At least Penn was able to erase some of its embarrassment from its awful semifinal showing in Monday’s third-place game, a meaningless contest that was eliminated by the NCAA a couple of years later. The Quakers took DePaul to overtime before falling 96-93 in a foul-plagued game in which six players fouled out.
The final game
It was the matchup everyone wanted to see — Magic vs. Larry — and it became an even bigger deal in retrospect because of the success Johnson and Bird had as professionals and their rivalry in the NBA, which continued for more than a decade.
Unfortunately, the game didn’t live up to the hype as Bird had an off night, shooting just 7 for 21 from the field and scoring 19 points, 10 below his average, in a game that was never really close.
The Spartans took control from the start, racing to a 16-8 lead that quickly moved to double digits before settling for a 37-28 halftime lead. The Sycamores pulled to within six at 52-46 with 10 minutes left, but the Spartans pulled away from there for a 75-64 win, their fifth double-digit win during their NCAA tourney run.
Johnson finished with 24 points on 8-of-15 shooting and pulled down seven rebounds and handed out five assists. Underrated forward Greg Kelser finished with 19 points, nine assists and eight rebounds.
Guard Terry Donnelly, who averaged just 6.4 points during the season, came up big in the final, scoring 15 points on 5-for-5 shooting from the field and 5-for-6 from the foul line.
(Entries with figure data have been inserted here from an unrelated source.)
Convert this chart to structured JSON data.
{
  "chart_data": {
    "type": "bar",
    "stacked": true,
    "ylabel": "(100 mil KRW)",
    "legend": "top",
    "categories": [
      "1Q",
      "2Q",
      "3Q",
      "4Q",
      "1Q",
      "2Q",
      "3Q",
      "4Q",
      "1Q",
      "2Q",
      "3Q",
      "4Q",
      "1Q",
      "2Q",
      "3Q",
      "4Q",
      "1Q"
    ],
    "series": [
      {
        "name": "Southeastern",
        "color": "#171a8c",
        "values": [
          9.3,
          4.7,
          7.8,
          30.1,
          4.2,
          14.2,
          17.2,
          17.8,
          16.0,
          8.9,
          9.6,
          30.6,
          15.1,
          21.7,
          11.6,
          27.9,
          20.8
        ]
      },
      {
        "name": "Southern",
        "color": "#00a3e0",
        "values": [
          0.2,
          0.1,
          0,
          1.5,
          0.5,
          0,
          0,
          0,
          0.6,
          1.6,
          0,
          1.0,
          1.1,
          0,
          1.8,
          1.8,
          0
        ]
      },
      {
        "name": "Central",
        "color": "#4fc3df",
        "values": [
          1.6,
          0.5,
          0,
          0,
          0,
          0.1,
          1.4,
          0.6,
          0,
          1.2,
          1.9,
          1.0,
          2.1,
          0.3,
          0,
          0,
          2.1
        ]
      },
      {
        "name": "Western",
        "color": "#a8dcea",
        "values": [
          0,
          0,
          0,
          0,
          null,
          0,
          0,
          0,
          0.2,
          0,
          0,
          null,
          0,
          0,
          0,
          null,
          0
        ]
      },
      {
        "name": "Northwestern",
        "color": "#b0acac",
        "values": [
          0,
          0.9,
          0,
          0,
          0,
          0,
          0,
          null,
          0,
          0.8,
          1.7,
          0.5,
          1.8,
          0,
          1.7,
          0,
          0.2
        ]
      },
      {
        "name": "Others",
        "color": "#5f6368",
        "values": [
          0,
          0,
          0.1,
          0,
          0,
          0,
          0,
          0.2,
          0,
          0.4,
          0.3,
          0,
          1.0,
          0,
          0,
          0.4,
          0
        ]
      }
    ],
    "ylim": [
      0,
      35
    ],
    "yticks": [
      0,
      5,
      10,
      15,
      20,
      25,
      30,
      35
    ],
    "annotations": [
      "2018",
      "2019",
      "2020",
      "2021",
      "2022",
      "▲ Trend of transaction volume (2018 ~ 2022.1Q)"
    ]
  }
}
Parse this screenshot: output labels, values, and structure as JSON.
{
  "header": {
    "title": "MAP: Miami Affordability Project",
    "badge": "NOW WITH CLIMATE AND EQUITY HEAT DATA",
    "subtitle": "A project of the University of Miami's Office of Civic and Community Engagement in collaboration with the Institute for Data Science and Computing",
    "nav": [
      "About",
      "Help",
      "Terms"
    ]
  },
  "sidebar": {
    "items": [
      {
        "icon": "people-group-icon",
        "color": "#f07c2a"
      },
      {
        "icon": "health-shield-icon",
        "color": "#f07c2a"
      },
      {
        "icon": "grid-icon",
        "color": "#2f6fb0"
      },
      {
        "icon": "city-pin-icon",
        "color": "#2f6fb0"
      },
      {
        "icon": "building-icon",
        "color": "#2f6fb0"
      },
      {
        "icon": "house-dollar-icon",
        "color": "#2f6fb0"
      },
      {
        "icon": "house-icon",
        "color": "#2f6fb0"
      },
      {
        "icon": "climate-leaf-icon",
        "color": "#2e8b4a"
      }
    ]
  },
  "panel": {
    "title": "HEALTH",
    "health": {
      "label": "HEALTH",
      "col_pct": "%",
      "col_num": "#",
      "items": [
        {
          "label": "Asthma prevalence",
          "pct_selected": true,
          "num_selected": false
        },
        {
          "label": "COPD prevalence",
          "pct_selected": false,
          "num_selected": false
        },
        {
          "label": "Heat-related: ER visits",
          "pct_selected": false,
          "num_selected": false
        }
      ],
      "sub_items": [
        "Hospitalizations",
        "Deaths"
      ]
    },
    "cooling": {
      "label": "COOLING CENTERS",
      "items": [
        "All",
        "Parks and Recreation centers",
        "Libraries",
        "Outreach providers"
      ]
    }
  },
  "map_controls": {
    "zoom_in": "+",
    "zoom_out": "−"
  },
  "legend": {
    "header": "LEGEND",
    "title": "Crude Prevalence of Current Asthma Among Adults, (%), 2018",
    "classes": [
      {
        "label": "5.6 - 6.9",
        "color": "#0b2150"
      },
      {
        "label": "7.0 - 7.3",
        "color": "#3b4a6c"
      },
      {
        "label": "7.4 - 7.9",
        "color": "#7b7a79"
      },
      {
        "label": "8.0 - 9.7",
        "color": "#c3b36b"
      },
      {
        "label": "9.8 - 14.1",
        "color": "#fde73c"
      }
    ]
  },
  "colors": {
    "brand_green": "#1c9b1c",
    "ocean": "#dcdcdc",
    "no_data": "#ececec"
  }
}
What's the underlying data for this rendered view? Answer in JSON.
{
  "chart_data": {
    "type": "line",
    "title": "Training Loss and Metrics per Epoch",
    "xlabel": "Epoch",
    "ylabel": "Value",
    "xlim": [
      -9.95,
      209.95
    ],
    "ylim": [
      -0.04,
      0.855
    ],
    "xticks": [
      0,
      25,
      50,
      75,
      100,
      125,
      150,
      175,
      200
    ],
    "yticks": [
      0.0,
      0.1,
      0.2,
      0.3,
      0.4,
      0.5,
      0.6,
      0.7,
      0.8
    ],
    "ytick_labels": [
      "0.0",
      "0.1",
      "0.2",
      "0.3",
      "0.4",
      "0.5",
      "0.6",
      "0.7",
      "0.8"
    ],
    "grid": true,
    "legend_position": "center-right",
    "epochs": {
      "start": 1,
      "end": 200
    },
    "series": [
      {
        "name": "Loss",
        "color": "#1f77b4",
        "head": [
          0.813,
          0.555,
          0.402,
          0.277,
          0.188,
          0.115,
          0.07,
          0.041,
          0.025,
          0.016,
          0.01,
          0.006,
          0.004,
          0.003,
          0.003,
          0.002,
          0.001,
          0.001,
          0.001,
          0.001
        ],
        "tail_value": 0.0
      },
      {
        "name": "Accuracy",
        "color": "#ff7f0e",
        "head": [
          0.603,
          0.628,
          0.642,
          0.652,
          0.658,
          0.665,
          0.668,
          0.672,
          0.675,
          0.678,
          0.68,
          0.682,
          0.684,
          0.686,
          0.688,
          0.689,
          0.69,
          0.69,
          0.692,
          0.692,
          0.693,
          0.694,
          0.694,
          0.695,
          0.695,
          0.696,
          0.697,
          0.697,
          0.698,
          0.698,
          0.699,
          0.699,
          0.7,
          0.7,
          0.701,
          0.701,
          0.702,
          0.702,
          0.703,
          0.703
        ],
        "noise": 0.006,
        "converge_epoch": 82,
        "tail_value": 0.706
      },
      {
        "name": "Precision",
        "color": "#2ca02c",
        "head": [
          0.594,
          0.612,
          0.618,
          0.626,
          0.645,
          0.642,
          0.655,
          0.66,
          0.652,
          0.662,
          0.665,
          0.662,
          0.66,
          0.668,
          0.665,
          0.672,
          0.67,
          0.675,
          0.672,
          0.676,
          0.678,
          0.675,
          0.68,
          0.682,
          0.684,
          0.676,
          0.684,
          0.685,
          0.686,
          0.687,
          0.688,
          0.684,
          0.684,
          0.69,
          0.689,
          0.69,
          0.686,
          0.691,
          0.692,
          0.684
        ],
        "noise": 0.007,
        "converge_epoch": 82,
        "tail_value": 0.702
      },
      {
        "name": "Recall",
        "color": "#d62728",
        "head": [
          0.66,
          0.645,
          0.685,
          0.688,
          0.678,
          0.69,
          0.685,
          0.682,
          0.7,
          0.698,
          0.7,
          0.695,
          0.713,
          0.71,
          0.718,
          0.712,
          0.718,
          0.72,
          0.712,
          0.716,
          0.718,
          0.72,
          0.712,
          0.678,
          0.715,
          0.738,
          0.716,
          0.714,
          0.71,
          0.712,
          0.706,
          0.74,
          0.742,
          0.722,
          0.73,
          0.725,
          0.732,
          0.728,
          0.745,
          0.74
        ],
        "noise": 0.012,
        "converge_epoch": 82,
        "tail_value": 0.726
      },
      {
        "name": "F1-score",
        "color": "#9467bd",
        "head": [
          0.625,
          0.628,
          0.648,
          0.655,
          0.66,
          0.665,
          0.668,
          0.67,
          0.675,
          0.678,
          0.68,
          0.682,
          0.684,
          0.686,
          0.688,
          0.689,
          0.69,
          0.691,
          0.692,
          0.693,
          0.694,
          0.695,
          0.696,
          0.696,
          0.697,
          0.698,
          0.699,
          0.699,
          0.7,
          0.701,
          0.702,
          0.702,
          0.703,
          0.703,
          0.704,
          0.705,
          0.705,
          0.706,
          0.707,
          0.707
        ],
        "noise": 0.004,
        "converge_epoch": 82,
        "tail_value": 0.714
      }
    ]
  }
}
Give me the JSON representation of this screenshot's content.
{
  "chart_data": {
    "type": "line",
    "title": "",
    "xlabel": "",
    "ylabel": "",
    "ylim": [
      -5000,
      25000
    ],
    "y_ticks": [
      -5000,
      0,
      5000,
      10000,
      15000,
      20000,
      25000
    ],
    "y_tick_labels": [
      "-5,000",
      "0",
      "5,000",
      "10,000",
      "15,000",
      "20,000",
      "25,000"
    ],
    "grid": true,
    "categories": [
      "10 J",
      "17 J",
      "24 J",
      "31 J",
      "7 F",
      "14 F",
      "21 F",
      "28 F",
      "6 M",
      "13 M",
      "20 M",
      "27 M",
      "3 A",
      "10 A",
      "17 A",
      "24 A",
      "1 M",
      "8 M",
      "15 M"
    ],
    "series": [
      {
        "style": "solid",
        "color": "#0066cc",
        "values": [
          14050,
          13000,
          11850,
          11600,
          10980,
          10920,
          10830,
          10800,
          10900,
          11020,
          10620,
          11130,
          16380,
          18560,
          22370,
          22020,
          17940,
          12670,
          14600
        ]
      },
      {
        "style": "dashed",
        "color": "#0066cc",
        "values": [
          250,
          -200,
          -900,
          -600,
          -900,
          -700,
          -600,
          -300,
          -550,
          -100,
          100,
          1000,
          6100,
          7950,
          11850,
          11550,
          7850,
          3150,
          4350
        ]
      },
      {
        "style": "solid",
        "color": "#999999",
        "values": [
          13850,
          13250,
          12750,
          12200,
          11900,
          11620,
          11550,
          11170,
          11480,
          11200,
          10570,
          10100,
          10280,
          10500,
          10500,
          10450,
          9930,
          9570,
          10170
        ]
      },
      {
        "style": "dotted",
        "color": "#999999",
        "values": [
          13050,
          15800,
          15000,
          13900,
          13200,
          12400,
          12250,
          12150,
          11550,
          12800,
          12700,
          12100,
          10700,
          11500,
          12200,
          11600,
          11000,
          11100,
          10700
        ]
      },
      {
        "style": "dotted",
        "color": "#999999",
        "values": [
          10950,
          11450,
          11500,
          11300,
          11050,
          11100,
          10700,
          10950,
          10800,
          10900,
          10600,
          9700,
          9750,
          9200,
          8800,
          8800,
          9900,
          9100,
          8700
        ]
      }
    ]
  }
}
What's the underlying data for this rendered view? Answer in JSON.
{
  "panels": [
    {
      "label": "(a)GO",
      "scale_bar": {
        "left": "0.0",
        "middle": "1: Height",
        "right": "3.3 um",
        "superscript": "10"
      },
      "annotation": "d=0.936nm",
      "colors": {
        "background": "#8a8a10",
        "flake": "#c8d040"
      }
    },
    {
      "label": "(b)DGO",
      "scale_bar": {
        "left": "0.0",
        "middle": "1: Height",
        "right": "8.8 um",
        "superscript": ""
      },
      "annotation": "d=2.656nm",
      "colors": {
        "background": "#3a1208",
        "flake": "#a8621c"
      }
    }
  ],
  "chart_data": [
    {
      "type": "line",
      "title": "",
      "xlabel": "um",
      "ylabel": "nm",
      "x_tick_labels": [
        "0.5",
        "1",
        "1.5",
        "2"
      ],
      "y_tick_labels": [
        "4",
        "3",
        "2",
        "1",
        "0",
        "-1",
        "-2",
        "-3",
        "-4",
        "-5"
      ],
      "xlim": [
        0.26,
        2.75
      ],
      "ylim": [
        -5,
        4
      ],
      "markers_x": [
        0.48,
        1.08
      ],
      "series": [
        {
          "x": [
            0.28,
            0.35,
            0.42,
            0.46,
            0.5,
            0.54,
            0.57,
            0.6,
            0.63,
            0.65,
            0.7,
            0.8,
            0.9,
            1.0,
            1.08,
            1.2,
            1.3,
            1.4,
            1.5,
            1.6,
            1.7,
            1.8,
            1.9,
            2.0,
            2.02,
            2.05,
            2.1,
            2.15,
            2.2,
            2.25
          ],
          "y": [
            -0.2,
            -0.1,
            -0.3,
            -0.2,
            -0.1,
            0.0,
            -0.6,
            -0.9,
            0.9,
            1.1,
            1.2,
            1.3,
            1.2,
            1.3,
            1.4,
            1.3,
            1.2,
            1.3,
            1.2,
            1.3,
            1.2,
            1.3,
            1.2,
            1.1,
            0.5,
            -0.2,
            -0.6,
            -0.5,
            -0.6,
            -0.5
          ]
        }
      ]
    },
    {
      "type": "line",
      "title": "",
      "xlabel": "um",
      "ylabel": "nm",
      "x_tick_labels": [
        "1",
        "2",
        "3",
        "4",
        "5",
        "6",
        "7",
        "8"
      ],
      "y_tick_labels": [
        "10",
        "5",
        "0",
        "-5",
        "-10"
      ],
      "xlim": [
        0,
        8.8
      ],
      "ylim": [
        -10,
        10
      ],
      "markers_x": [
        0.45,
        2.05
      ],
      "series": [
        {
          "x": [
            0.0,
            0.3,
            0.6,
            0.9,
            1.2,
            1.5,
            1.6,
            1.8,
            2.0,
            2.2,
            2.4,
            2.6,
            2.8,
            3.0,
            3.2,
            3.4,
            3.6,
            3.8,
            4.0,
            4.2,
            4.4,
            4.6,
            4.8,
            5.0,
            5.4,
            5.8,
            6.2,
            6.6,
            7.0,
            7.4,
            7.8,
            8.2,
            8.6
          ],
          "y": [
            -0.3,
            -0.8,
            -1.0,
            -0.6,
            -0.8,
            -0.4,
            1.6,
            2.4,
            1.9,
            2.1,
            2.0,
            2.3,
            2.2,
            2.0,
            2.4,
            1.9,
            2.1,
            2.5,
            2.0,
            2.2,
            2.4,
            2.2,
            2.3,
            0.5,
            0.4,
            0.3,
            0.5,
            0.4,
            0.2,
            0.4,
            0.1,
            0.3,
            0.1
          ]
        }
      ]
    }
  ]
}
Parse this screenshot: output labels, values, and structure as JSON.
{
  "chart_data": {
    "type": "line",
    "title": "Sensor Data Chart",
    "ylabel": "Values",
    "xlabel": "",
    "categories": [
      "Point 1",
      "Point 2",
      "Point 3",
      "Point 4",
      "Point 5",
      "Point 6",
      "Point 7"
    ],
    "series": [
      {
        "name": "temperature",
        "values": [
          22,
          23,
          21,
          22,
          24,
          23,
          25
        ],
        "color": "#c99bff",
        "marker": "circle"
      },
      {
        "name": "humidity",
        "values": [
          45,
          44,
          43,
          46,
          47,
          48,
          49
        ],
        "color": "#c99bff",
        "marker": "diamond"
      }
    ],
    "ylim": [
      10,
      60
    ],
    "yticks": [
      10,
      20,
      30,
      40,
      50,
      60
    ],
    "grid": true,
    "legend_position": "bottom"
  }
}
He said later he found himself free with the Indiana State defense trying to stop Johnson and Kelser. Most of his shots were from 3-point range — however, the 3-point line wasn’t implemented in college basketball for another seven years.
Bird, who had shied away from reporters for most of the historic season, refused to speak to the media after the disappointing loss. This was before the days when star players were required to go to the podium and be interviewed while the rest of the players stayed available in the locker room for 45 minutes after the game.
Instead, Bird dressed in an adjoining room to the main locker room and was ushered into a training room before walking out red-eyed. That left his teammates to speak of their disappointing defeat.
“We made believers out of a nation,” said ISU’s Leroy Staley. “This loss can’t take away from our season. I’m not ashamed.”
Later Bird gave a statement to an ISU spokesman, which read, “I hate to lose, just like all the other guys on the team. But I guess we did all right, we won 33 games.”
The normally effusive Johnson wasn’t too talkative in the locker room, perhaps because he’d already been interviewed on TV and on the dais.5 comments on this story
“I’m done with questions,” Johnson said, more than an hour after the game ended. “I’m tired right now. I really can’t enjoy it. It hasn’t soaked in yet. I can’t answer no more questions.”
Earlier this year, the University of Utah reached out to Bird and Magic to see if they would come out to Utah at some point to commemorate the historical Final Four, but nothing could be worked out with the two men’s schedules.
Just like 40 years earlier, they weren’t talking.
Instead, we’ll just have to live on with the memories of that historic weekend in March 1979 when the final Final Four came to Utah and gave us Larry and Magic.